Um objeto suficientemente denso, com muita massa concentrada em um espaço muito pequeno, gera uma vala pronunciada no espaço-tempo. Se esse objeto tiver densidade infinita – isto é, se toda a matéria que o compõe estiver espremida em um ponto de dimensões nulas, sem comprimento, largura ou altura –, ele é batizado de singularidade. Pode-se dizer, metaforicamente, que as singularidades “furam” o espaço-tempo.
Elas são entidades teóricas: seria impossível observá-las, já que nem a luz consegue escapar desses furos. Eis um buraco negro. Esqueça a ideia de que buracos negros são como aspiradores de pó: se você substituísse o Sol por um buraco negro de massa idêntica, as órbitas dos planetas manteriam-se idênticas, e sentiríamos falta apenas da luz (o que seria suficiente para extinguir toda a vida na Terra, é óbvio, mas não vamos entrar em méritos biológicos).
Você só fica preso na singularidade se cruzar uma espécie de perímetro de segurança em torno dela denominado horizonte de eventos. A partir dali, fugir é como nadar contra a corrente que leva a uma cachoeira: não importa o quanto você bata os braços para um lado, é impossível alcançar uma velocidade alta o suficiente para escapar da atração gravitacional, que puxa no sentido oposto.
Penrose e Hawking foram responsáveis pelos teoremas de singularidade – cujo trunfo é garantir que, dados certos parâmetros (chamados condições de energia), as singularidades são uma solução aceitável das equações da Relatividade Geral. Penrose fez a prova para os buracos negros; Hawking, para as singularidades cosmológicas – isto é: para singularidades em que o Universo todo se concentra em um ponto de densidade infinita. Em duas palavras: Big Bang.

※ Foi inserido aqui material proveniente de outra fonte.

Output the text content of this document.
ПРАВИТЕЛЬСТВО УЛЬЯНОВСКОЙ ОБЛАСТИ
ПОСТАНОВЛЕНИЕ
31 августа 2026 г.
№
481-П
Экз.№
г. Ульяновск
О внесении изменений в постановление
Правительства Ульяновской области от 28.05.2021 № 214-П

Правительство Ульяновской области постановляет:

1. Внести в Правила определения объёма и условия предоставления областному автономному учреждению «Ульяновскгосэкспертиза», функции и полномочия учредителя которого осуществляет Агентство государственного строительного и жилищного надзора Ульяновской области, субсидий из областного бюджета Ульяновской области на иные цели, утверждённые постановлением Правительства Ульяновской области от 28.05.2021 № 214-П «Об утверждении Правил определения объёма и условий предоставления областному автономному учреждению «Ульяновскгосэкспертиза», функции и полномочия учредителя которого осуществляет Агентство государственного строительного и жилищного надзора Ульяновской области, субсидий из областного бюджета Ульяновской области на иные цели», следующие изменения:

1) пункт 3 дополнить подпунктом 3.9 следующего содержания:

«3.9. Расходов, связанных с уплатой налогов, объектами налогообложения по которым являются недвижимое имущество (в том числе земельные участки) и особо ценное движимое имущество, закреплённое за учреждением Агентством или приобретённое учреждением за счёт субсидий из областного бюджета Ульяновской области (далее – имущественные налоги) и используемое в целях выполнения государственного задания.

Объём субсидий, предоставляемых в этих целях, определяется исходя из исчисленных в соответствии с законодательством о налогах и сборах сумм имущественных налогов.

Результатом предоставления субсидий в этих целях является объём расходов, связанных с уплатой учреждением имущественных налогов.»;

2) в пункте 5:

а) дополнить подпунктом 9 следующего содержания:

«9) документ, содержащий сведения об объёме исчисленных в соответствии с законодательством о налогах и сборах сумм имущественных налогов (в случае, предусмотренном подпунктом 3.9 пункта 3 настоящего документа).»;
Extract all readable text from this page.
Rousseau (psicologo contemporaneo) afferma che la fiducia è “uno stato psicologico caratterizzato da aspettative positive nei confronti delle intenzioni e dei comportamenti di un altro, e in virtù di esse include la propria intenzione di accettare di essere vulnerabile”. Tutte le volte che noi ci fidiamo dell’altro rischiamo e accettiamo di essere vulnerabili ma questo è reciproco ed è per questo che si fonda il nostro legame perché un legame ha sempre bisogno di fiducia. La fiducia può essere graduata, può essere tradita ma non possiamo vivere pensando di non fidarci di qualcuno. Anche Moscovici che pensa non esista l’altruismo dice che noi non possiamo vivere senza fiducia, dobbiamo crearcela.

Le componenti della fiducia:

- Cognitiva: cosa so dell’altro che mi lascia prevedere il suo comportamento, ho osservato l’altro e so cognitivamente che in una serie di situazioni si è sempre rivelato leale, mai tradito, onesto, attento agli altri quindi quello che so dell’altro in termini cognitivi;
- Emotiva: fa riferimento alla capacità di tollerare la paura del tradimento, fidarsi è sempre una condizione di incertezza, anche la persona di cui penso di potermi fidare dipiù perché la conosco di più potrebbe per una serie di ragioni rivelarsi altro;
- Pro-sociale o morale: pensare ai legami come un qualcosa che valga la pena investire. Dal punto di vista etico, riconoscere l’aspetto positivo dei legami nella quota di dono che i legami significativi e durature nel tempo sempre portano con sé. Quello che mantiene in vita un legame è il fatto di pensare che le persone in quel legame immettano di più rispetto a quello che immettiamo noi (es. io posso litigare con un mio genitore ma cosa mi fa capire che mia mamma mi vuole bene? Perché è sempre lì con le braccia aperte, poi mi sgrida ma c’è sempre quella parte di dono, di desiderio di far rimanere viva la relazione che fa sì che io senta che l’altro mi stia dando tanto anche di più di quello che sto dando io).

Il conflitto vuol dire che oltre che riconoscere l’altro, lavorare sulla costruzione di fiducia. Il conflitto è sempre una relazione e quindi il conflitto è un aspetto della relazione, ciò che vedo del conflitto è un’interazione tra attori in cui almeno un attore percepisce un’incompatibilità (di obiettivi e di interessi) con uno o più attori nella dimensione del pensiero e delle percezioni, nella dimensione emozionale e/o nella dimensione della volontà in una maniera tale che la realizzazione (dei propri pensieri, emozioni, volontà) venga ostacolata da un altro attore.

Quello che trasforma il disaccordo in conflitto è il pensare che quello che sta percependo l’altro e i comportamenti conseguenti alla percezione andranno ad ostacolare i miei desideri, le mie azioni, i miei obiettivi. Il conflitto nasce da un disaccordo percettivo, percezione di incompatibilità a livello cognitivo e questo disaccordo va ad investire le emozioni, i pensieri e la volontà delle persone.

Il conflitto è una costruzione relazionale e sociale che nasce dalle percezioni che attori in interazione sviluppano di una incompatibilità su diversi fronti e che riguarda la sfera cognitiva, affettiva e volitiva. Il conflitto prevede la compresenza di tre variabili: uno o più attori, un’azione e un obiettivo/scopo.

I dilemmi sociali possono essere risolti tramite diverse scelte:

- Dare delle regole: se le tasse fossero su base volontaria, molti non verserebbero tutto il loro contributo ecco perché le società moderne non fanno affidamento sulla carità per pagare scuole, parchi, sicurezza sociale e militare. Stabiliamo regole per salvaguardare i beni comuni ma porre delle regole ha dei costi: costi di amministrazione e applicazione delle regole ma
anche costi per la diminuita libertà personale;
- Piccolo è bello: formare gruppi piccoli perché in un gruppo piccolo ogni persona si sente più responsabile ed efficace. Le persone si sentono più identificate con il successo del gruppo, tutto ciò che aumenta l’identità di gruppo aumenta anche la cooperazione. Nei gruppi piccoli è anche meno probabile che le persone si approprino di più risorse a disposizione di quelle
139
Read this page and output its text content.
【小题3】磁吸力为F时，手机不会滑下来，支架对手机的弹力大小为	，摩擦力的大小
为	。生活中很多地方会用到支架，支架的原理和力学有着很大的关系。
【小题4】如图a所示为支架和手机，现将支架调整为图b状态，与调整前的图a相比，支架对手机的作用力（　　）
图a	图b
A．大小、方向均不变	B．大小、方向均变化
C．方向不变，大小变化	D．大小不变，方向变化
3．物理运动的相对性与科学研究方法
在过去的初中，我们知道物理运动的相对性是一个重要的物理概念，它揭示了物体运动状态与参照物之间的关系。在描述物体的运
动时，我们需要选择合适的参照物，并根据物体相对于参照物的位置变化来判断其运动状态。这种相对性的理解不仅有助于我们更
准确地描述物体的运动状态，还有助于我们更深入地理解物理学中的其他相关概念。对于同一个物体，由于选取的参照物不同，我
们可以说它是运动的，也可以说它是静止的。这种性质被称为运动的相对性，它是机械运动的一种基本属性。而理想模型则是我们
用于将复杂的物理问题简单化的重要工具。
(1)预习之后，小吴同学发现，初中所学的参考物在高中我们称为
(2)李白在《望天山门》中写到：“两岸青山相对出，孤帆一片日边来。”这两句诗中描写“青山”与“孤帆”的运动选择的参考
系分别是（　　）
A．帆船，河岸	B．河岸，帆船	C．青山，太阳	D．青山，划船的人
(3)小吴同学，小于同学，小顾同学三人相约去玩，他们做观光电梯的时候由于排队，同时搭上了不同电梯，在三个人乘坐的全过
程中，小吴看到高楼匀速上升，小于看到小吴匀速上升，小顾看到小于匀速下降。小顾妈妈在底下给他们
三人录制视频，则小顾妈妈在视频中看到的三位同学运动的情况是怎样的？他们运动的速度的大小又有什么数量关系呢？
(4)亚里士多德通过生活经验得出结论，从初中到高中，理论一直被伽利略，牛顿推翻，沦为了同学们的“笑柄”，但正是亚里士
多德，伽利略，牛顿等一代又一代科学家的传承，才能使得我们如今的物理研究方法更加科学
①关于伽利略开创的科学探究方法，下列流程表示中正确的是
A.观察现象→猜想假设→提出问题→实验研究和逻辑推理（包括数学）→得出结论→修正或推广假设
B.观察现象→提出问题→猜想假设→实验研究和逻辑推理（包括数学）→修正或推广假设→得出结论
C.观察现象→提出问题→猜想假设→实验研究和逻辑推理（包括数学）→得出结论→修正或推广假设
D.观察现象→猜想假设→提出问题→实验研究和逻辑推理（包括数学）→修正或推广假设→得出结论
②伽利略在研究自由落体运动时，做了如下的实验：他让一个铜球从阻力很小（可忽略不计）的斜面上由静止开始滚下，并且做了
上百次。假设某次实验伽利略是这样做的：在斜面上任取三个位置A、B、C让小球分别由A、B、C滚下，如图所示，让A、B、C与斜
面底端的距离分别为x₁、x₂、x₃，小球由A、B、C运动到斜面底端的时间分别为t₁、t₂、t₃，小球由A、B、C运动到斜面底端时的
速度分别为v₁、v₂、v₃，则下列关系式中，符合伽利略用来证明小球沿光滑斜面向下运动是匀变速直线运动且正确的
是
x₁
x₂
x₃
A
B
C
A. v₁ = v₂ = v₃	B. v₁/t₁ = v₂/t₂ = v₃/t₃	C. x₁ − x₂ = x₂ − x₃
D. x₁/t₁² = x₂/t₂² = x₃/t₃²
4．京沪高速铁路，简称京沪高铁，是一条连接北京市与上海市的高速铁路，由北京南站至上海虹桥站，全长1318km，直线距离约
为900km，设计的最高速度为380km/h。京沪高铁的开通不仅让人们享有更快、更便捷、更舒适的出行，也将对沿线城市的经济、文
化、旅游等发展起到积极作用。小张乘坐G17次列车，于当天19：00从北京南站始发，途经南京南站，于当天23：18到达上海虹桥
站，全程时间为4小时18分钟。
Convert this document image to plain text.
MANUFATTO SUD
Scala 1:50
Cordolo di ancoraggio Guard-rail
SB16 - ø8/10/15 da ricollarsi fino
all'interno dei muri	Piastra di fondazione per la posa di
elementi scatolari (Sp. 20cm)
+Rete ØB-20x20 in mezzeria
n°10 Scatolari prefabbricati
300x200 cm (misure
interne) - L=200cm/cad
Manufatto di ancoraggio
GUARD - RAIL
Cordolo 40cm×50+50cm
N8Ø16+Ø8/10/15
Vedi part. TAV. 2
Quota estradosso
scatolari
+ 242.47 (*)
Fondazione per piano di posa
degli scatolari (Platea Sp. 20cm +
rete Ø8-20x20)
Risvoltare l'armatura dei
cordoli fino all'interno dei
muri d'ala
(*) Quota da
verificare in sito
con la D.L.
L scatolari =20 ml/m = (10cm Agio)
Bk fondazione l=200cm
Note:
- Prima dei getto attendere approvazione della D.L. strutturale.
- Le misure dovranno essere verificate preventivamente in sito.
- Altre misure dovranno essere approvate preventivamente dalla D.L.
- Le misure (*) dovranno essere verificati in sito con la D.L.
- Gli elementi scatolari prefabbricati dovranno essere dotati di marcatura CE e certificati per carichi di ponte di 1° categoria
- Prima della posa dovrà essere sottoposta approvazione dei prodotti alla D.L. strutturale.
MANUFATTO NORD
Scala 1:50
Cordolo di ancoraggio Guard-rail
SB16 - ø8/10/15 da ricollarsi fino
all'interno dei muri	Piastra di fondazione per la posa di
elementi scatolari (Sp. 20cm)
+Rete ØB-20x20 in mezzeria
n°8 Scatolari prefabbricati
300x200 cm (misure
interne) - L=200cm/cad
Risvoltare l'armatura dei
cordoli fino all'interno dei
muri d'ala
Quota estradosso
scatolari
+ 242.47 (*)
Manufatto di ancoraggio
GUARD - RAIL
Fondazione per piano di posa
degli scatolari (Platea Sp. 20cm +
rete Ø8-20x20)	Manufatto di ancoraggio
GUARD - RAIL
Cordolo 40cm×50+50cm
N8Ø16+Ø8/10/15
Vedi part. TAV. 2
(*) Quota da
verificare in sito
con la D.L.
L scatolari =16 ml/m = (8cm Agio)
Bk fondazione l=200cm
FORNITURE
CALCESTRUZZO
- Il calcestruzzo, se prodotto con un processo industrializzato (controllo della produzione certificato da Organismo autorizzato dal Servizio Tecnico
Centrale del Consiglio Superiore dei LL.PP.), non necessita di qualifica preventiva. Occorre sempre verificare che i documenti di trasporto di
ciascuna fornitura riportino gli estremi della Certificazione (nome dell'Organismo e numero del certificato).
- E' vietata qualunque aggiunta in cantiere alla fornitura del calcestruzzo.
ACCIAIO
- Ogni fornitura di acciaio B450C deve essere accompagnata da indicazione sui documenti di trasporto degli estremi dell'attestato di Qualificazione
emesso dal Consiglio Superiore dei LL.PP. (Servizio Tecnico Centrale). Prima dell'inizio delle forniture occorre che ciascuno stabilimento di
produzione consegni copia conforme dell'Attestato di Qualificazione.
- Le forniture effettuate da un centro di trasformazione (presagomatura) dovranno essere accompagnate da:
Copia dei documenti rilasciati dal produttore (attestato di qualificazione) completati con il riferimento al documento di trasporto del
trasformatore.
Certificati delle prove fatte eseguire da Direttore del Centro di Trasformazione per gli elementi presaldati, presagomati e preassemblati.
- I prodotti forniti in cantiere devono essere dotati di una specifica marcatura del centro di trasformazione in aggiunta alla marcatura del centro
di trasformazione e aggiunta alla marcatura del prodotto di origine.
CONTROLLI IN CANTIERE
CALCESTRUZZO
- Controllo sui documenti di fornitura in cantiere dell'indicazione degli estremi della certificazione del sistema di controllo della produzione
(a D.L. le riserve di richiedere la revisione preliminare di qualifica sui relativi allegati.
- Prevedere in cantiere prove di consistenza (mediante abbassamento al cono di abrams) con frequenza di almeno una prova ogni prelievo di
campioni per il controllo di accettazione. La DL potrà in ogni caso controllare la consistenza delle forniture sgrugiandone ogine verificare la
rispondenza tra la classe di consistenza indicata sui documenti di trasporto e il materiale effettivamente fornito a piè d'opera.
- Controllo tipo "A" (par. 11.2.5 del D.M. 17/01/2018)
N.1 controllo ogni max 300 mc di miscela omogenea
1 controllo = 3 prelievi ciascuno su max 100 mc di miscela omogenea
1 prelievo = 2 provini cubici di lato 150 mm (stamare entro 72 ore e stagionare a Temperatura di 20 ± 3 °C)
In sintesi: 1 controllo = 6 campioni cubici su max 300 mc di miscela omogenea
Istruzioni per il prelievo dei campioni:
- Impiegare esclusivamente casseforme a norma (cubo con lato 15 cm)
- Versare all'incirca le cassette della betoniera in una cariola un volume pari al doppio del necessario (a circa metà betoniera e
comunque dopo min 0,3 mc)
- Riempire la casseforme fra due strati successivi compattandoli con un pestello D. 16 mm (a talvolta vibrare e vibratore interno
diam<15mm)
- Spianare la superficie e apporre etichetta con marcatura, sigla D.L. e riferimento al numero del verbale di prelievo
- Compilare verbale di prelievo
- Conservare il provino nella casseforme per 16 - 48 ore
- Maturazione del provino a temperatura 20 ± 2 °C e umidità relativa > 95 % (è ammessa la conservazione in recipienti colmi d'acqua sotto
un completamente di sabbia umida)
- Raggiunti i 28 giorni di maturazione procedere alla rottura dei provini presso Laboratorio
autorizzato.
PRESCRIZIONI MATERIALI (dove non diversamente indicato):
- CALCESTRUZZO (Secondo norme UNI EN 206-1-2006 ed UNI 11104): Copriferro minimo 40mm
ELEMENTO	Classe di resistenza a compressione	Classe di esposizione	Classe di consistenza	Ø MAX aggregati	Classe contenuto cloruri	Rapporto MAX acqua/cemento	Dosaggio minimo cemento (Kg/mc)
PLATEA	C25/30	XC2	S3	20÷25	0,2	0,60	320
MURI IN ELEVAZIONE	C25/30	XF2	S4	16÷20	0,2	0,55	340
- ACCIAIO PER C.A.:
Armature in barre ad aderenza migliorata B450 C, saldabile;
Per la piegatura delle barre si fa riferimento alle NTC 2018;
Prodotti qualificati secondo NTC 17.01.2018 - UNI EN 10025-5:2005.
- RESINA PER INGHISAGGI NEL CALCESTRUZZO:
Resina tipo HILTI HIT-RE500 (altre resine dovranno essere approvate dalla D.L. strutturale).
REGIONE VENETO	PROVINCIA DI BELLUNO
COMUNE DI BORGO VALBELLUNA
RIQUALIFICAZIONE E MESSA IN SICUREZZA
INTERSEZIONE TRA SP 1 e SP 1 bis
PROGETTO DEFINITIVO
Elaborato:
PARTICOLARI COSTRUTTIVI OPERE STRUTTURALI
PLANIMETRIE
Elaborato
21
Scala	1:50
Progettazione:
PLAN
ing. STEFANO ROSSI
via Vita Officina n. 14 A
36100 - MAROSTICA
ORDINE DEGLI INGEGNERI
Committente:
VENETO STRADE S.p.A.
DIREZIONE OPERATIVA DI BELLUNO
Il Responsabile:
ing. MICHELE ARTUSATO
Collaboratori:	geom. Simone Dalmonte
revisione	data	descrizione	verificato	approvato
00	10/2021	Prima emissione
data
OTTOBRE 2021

Além dos teoremas, os dois fizeram muitos outros trabalhos ligados à geometria curva por trás da obra de Einstein, cujas regras são diferentes da geometria plana euclidiana, em que a soma dos quadrados dos catetos sempre dá o quadrado da hipotenusa. Eles se tornaram sinônimo do estudo de singularidades e do horizonte de eventos que as oculta. Conseguiram detalhar o bizarro comportamento do tempo e do espaço no interior dos buracos negros.
Hawking não estava aqui para ver a imagem de buraco negra gerada pelo telescópio EHT em 2019, que permitiu comprovar muitas das previsões que ele e sua dupla fizeram sobre esses estranhos objetos. Foram essas comprovações, no fundo, que justificaram as láureas concedidas a Penrose. A Academia Sueca sempre foi clara em seus critérios: o prêmio só sai quando há evidências empíricas. Isso torna Hawking uma espécie de ganhador póstumo do Nobel. Mais um quadro na galeria de gênios que mereciam o reconhecimento, mas ficaram sem ele.